第二,后勤。服务真的无微不至,并且时刻微笑,当然效率有时候可能不太高。每个行政人员都态度友好,和国内某些行政老师鼻子朝天的状态形成了鲜明对比。

我们的图书馆员都必须是 JD(学校不太靠前),除了整理书籍,还必须教论文引用规范(bluebook)和数据库检索课程,必要的时候还得上阵修扫描仪。真正的文武全才。法学院的装潢十分豪华,给人以强烈的仪式感。这些都是学费堆出来的。

第三,环境。其实有点跑题了,不过为了宣传,还是附上。康村的环境是可以吹一波的,“翠柏扶风染藤黄,碧岑无尽点墨章”。学院有门禁,但是校园没有。土地宽阔,人烟稀少,随手一拍,都不必担心人群入境。冬天的雪扑簌簌地从枝头落下,仿佛在你的耳边细语。雪地上没有一丝脚印,河谷的冰柱使你仿佛置身北海道。

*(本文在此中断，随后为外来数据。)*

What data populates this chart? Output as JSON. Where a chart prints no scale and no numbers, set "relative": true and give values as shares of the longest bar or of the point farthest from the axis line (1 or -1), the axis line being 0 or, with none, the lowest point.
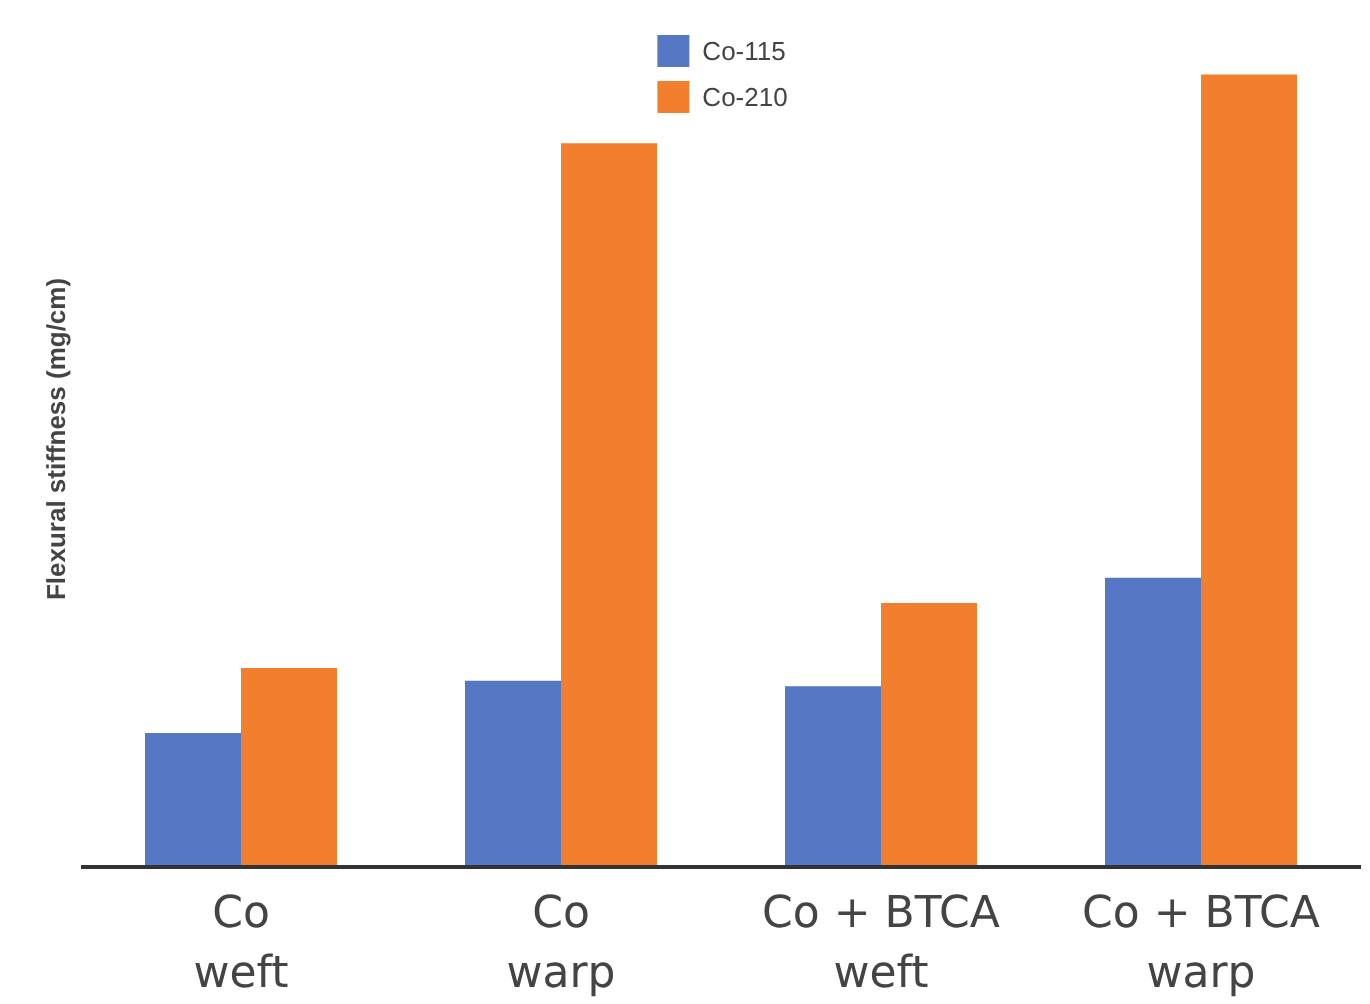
{
  "chart_data": {
    "type": "bar",
    "ylabel": "Flexural stiffness (mg/cm)",
    "categories": [
      "Co\nweft",
      "Co\nwarp",
      "Co + BTCA\nweft",
      "Co + BTCA\nwarp"
    ],
    "relative": true,
    "legend": "top",
    "series": [
      {
        "name": "Co-115",
        "color": "#5577c4",
        "values": [
          0.169,
          0.235,
          0.228,
          0.365
        ]
      },
      {
        "name": "Co-210",
        "color": "#f27f2e",
        "values": [
          0.251,
          0.913,
          0.333,
          1.0
        ]
      }
    ]
  }
}
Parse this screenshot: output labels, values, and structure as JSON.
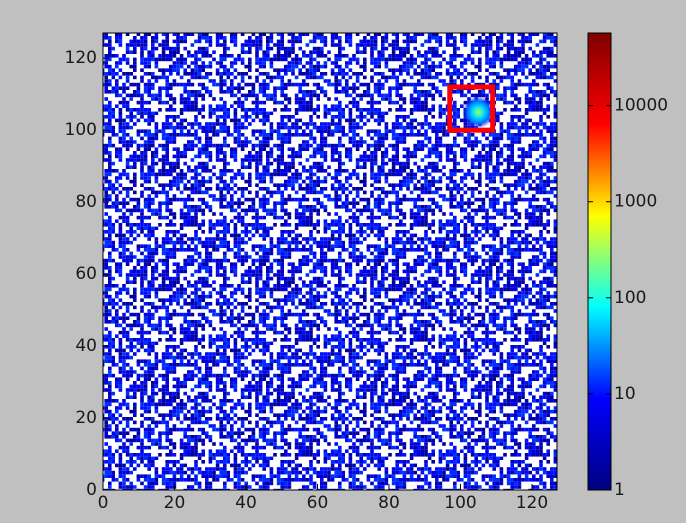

最终我想说,美国名校的社科教学水平(以康村法学为例),目前还处于世界的前列。我们有很长的路要走,但是每个人的光阴有限。如果能够有条件赴美深造,去体验这种敏捷的对谈、智慧的洗礼,我相信这对学术研究水平是很大的助力。即便在思维上与之有异,能学到一些范式也是很好的了。